My Quiet Life My Quiet Life

nationalize it

Ron Bailey at Reason has some thoughts on nationalized healthcare:

Harvard University economist Kenneth Rogoff sees health care expenditures rising to perhaps 30 percent of a country’s GDP over the next 50 years. If the US adopts a nationalized health care system, taxes will have to double for pay for it. Rogoff also observes, “[I]f all countries squeezed profits in the health sector the way Europe and Canada do, there would be much less global innovation in medical technology. Today, the whole world benefits freely from advances in health technology that are driven largely by the allure of the profitable U.S. market. If the United States joins other nations in having more socialized medicine, the current pace of technology improvements might well grind to a halt.”
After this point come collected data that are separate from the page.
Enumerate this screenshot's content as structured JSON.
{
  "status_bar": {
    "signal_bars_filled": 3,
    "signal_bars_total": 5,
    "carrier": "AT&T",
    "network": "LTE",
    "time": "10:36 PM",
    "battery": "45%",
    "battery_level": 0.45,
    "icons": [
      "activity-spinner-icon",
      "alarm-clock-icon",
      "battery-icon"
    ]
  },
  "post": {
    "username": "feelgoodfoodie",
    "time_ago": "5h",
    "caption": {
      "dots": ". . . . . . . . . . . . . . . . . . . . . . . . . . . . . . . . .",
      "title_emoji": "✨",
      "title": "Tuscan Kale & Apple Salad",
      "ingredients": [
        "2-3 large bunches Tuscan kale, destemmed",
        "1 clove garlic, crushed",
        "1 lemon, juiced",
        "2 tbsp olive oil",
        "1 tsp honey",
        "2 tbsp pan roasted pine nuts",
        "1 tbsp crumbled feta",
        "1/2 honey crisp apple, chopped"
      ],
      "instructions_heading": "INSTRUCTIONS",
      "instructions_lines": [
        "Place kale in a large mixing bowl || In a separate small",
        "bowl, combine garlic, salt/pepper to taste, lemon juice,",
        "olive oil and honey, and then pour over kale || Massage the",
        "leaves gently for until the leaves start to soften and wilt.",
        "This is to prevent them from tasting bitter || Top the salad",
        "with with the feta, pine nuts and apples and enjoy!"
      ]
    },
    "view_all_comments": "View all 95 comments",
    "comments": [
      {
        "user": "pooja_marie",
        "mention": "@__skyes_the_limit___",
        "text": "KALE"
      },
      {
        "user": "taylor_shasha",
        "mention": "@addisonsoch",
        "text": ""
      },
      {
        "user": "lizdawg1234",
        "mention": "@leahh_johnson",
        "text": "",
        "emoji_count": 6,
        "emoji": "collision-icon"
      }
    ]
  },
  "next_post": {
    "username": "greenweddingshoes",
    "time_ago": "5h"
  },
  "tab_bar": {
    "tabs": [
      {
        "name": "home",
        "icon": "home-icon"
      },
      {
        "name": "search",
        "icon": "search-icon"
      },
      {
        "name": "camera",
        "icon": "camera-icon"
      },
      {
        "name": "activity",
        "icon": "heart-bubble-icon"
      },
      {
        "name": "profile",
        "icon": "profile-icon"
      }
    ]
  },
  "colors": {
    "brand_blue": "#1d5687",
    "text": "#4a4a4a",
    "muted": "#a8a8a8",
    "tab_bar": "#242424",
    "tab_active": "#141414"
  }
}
Which suggests the following thought experiment—what if the United States had nationalized its health care system in 1960? That would be the moral equivalent of freezing (or at least drastically slowing) medical innovation at 1960 levels. The private sector and governments would not now be spending so much more money on health care. There might well have been no organ transplants, no MRIs, no laparoscopic surgery, no cholesterol lowering drugs, hepatitis C vaccine, no in vitro fertilization, no HIV treatments and so forth. Even Canadians and Britons would not be satisfied with receiving the same quality of medical care that they got 45 years ago.

An interesting way to look at it, but I’d also propose another thought experiment: Conceding for the moment that there’s nothing we can do to stem the tide of our high healthcare costs (which I am not convinced of), what if we did nationalize healthcare and did effectively freeze innovation for the time being. Is that as disastrous as it’s made out to be? If we had to choose between mediocre healthcare technology where everyone is guaranteed a base level of service versus newer, fancier and even more incredible healthcare technology for those that can afford it while we still have poor people getting sick and dying, I think I’d choose the former.

Plus I think there’s a convincing argument to be made that the preventative value of a guaranteed base-line of care could cause a drastic decrease in the long-term costs of healthcare in general. Right now we have a healthcare system that by and large treats people that can afford it earliest, and people that can’t afford it when it has become unavoidable – i.e. when they require catastrophic healthcare, which is pretty expensive.